Kafka Was the Rage
Finished Kafka Was the Rage last week.
Love its prose. Here are some excerpts:
"When I came to know her better, I thought of her as a new disease"
"The sadness of the building was literature. I was twenty-six, and sadness was a stimulant, even an aphrodisiac"
"I had conceived of lovemaking as a sort of asking and answering of questions, but with us it only led to further questions, until we seemed to be locked in a philosophical debate. Instead of the proverbial sadness after sex, I felt something like a semantic despair"
"It seemed to me that a penis was a very primitive instrument for dealing with life"
"We become doctors to prevent death, lawyers to outlaw it, and writers to rage against it"

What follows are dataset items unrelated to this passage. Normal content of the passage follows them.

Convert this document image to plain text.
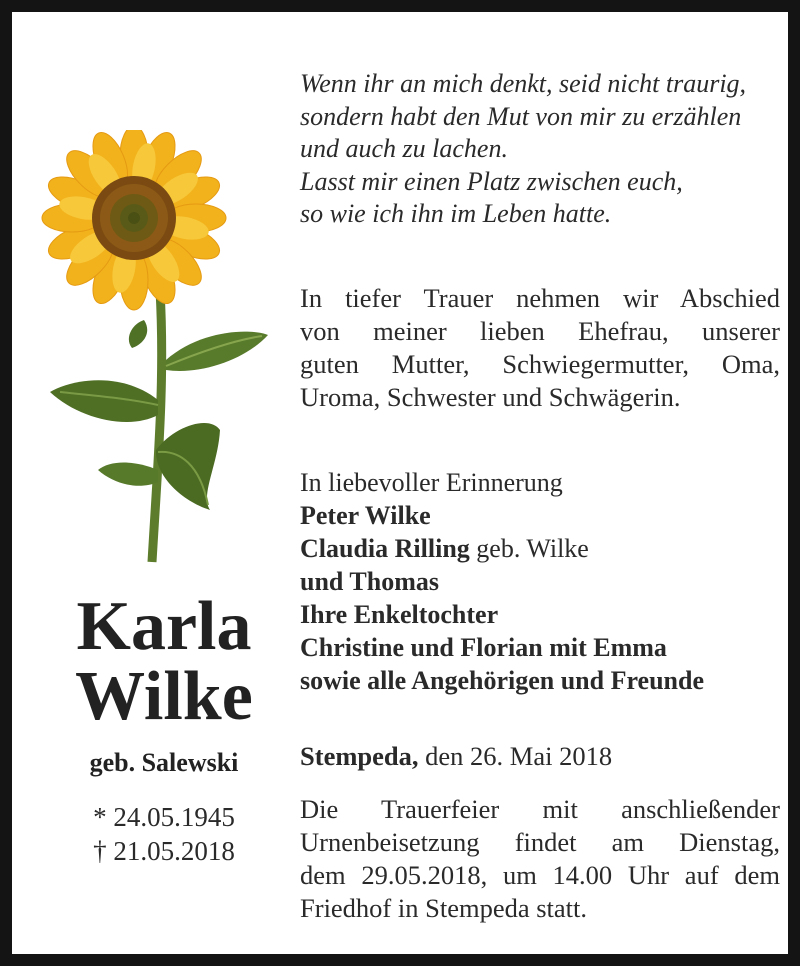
Karla
Wilke
geb. Salewski
* 24.05.1945
† 21.05.2018
Wenn ihr an mich denkt, seid nicht traurig,
sondern habt den Mut von mir zu erzählen
und auch zu lachen.
Lasst mir einen Platz zwischen euch,
so wie ich ihn im Leben hatte.
In tiefer Trauer nehmen wir Abschied
von meiner lieben Ehefrau, unserer
guten Mutter, Schwiegermutter, Oma,
Uroma, Schwester und Schwägerin.
In liebevoller Erinnerung
Peter Wilke
Claudia Rilling geb. Wilke
und Thomas
Ihre Enkeltochter
Christine und Florian mit Emma
sowie alle Angehörigen und Freunde
Stempeda, den 26. Mai 2018
Die Trauerfeier mit anschließender
Urnenbeisetzung findet am Dienstag,
dem 29.05.2018, um 14.00 Uhr auf dem
Friedhof in Stempeda statt.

"The energy of unspent desire, of looking forward to sex, was an immense current running through American life. It was so much more powerful then because it was delayed, cumulative and surrounded by doubt."

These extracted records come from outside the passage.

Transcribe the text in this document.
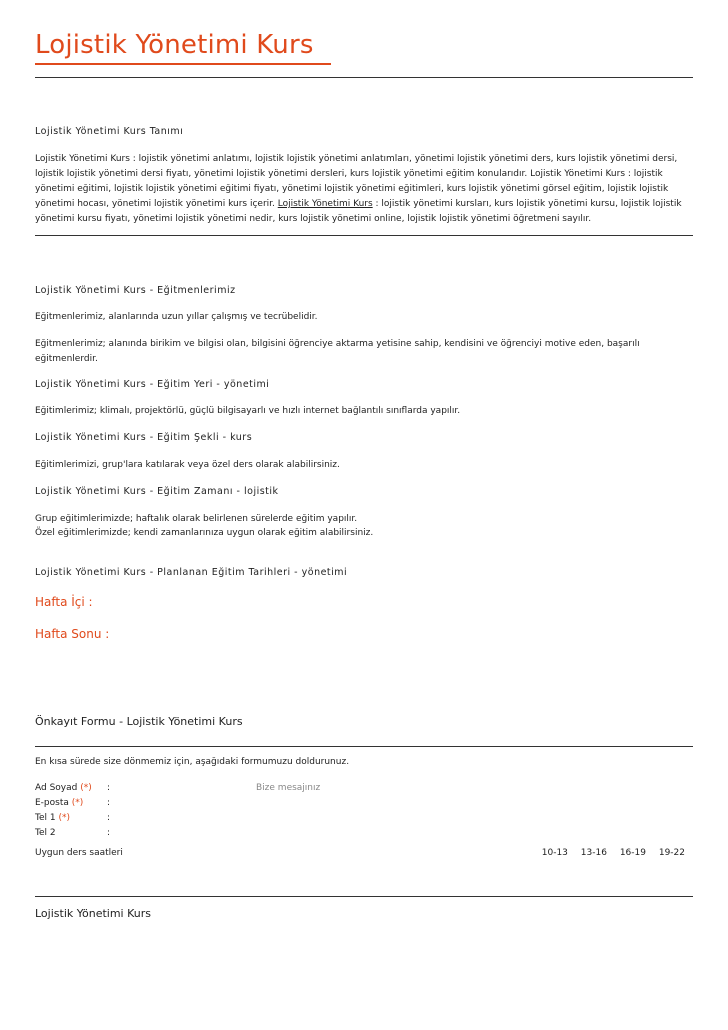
Lojistik Yönetimi Kurs
Lojistik Yönetimi Kurs Tanımı
Lojistik Yönetimi Kurs : lojistik yönetimi anlatımı, lojistik lojistik yönetimi anlatımları, yönetimi lojistik yönetimi ders, kurs lojistik yönetimi dersi, lojistik lojistik yönetimi dersi fiyatı, yönetimi lojistik yönetimi dersleri, kurs lojistik yönetimi eğitim konularıdır. Lojistik Yönetimi Kurs : lojistik yönetimi eğitimi, lojistik lojistik yönetimi eğitimi fiyatı, yönetimi lojistik yönetimi eğitimleri, kurs lojistik yönetimi görsel eğitim, lojistik lojistik yönetimi hocası, yönetimi lojistik yönetimi kurs içerir. Lojistik Yönetimi Kurs : lojistik yönetimi kursları, kurs lojistik yönetimi kursu, lojistik lojistik yönetimi kursu fiyatı, yönetimi lojistik yönetimi nedir, kurs lojistik yönetimi online, lojistik lojistik yönetimi öğretmeni sayılır.
Lojistik Yönetimi Kurs - Eğitmenlerimiz
Eğitmenlerimiz, alanlarında uzun yıllar çalışmış ve tecrübelidir.
Eğitmenlerimiz; alanında birikim ve bilgisi olan, bilgisini öğrenciye aktarma yetisine sahip, kendisini ve öğrenciyi motive eden, başarılı eğitmenlerdir.
Lojistik Yönetimi Kurs - Eğitim Yeri - yönetimi
Eğitimlerimiz; klimalı, projektörlü, güçlü bilgisayarlı ve hızlı internet bağlantılı sınıflarda yapılır.
Lojistik Yönetimi Kurs - Eğitim Şekli - kurs
Eğitimlerimizi, grup'lara katılarak veya özel ders olarak alabilirsiniz.
Lojistik Yönetimi Kurs - Eğitim Zamanı - lojistik
Grup eğitimlerimizde; haftalık olarak belirlenen sürelerde eğitim yapılır.
Özel eğitimlerimizde; kendi zamanlarınıza uygun olarak eğitim alabilirsiniz.
Lojistik Yönetimi Kurs - Planlanan Eğitim Tarihleri - yönetimi
Hafta İçi :
Hafta Sonu :
Önkayıt Formu - Lojistik Yönetimi Kurs
En kısa sürede size dönmemiz için, aşağıdaki formumuzu doldurunuz.
Ad Soyad (*) :
E-posta (*)	:
Tel 1 (*)	:
Tel 2	:
Bize mesajınız
Uygun ders saatleri	10-13 13-16 16-19 19-22
Lojistik Yönetimi Kurs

"When a girl took off her underpants in 1947, she was more naked than any woman before her had ever been"
"Girls were trained to listen. They were waiting for history to give them permission to speak. They led waiting lives - waiting for men to ask them out, for them to have an orgasm, to marry or leave them. Their silence was another form of virginity"
1 Comments:
I see. Interesting insightful thoughts. Albeit a bit depressing. And sexual. I like. Ha ha ha.